No single blueprint for Indigenous self-government in education exists; indeed, a central principle of self-government is that local communities and individual First Nations should be free to develop their own plans without outside interference. Offering a model of how First Nations’ jurisdiction in education might develop into a national educational network, The Report of the Royal Commission on Aboriginal Peoples (1996, vol. 3, pp. 563–65) laid out a proposal for a four-tiered system that would involve local community, individual First Nations, multi-nation organizations, and Canada-wide networks collaborating to provide a comprehensive Indigenous education system.

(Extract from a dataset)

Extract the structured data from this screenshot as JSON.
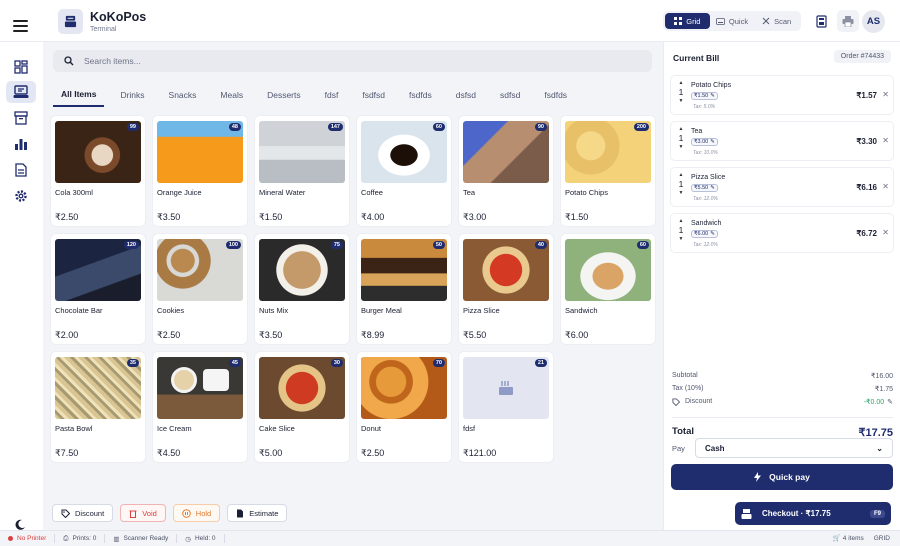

Across Canada there has been innovation at the local and provincial levels. In February 1997, an agreement between the federal government, the provincial government of Nova Scotia, and the Mi’kmaq Chiefs of Nova Scotia provided the first agreement in Canada to transfer jurisdiction for education from the federal government to First Nations communities. In Manitoba and Saskatchewan, some First Nations communities have partnered with provincial school divisions to access services or administrative support.  In 2016, the federal government signed an agreement with the Manitoba First Nations Education Resource Centre for the creation of the Manitoba First Nations School System (MFNSS). The model provided provincial comparable funding, salaries, technology and services for nine First Nations and 11 schools enrolling 2200 students, with the incentive that more First Nations could opt in as the system evolved.  In Saskatchewan, Tribal Councils, Education Councils, and Education Alliances have developed where First Nations communities enter into agreements to pool resources to provide services.  In essence, these agreements create partnerships that facilitate the economies of scale necessary to offer consistent and relevant educational programming, services and administration whereby Indigenous people are self-determining what education “looks like” for their children.  Each of these alliances tend to be fluid and therefore somewhat precarious given that each First Nations considers itself an independent sovereign nation that needs to be able to serve its community interests. There remains a perennial tension between entering into agreements for the purposes of resourcing the immediate educational needs of children, versus the potential to lose the fight for the recognition of sovereignty as distinct independent First Nations.  However, as members learn how to craft agreements that recognize sovereignty and the need to self-determine within the terms of reference of the partnership, more of these agreements are being built that will help serve the educational needs of children in First Nations communities.